Comparing complication rates between open and arthroscopic capsular release is difficult since there are no direct comparative studies in the literature [5]. Historically, the literature suggests a low complication rate following open elbow capsulotomy but this data does not seem to be confirmed after a more careful reading (Tables 2 and 3).

After reviewing the more meaningful articles available in the literature we found that the complication rate among the techniques is comparable. The arthroscopic procedures seem however to be associated with a higher percentage of permanent injury than open techniques.

Three transient nerve palsies (2 radial, 1 ulnar) were observed in 15 patients following an open, anterior capsulotomy. All were resolved over a course of 3 weeks to 7 months. No infections were noted [36].

Husband and Hastings [37] noted transient paresthesias of the ulnar nerve in 1 of 7 patients following an open capsulotomy through a lateral approach that resolved themselves spontaneously.

Marti et al. [38] noted transient ulnar paresthesia in 7 patients after progressive surgical release of a posttraumatic stiff elbow, none of which caused disability in daily living and which disappeared during rehabilitation. Four patients suffered from recurrent stiffness.

Tan et al. [39] illustrated complications after open release for elbow contracture and in particular they highlighted: wound infection ( 𝑛 = 3 / 5 2 = 6 % ), cubital tunnel syndrome ( 𝑛 = 3 / 5 2 = 6 % ), and reflex sympathetic dystrophy ( 𝑛 = 1 / 5 2 = 2 % ).

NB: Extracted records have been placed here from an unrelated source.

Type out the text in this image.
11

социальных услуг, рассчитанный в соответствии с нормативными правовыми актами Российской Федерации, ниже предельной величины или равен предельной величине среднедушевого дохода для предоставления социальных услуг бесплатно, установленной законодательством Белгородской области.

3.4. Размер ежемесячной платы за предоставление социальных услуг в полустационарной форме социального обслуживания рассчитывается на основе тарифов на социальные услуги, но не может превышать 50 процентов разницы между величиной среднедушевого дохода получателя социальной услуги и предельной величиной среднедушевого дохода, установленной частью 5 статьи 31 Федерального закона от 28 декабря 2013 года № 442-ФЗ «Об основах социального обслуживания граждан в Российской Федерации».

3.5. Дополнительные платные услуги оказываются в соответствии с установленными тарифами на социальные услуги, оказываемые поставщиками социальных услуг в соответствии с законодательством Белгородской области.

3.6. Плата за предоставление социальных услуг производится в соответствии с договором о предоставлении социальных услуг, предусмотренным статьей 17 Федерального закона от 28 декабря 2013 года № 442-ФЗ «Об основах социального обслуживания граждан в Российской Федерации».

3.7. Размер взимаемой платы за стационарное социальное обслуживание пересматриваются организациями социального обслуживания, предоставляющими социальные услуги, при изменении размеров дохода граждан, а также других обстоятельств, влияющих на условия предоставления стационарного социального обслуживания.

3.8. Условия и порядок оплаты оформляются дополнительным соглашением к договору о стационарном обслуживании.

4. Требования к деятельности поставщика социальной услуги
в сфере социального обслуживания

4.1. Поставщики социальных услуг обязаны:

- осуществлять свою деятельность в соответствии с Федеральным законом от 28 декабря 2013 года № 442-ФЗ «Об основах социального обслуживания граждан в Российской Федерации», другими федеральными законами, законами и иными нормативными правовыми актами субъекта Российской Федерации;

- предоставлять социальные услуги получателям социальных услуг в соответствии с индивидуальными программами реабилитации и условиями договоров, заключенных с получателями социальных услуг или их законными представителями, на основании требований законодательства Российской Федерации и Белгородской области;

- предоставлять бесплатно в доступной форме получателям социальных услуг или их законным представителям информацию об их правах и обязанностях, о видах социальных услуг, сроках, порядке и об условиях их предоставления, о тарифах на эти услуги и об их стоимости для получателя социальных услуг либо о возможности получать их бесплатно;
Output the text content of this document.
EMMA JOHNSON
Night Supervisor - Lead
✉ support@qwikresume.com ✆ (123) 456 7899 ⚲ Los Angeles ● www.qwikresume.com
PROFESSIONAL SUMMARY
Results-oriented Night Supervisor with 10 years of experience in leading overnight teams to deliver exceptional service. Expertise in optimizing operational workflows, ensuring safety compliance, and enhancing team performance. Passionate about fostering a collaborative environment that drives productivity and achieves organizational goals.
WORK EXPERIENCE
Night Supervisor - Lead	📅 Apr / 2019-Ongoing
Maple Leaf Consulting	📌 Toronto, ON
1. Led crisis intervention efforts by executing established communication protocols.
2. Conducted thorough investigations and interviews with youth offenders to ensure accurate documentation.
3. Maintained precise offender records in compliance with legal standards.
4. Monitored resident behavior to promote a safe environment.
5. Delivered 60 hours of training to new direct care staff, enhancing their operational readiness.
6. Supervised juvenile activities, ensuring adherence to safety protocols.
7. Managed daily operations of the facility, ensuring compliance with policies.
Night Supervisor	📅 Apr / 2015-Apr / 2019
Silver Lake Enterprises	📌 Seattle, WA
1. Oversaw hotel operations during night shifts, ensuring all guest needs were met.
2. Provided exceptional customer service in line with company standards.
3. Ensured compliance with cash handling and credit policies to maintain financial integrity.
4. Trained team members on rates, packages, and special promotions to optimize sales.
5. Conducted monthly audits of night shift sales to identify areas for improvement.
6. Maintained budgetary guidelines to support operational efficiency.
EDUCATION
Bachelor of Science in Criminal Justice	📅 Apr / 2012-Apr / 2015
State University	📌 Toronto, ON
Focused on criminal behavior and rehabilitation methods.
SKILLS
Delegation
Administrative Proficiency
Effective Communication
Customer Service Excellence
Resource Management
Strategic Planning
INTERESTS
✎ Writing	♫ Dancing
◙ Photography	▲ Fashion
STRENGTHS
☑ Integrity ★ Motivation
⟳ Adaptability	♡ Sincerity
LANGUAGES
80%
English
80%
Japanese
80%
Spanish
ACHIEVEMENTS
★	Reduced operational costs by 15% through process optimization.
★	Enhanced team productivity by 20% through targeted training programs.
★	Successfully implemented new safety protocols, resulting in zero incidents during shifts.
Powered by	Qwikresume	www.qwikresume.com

Katolik et al. [40] reported 2 cases of anterior interosseous nerve palsy after open release for elbow contracture. In both cases weakness of flexor pollicis longus (FPL) and flexor digitorum profundus (FDP) spontaneously disappeared after approximately 7 months.

5. Conclusion

The arthroscopic treatment of a stiff elbow is safe and effective when performed by surgeons with an appropriate level of surgical skills. Compared to open techniques such treatment allows for better visualization and treatment of intra-articular causes of the contracture. The complication rates between the two techniques seem to be comparable. However permanent neurological complications have been reported more frequently with the arthroscopic technique. Further studies are needed to address whether the complication rates of the arthroscopic technique are justified by better clinical outcomes.


The first author would like to thank Professor Shawn O’Driscoll for his commitment to teaching. All the technical issues reported in this paper have come from what the author learned during his fellowship with Professor O’Driscoll at the Mayo Clinic, Rochester, Minn, USA.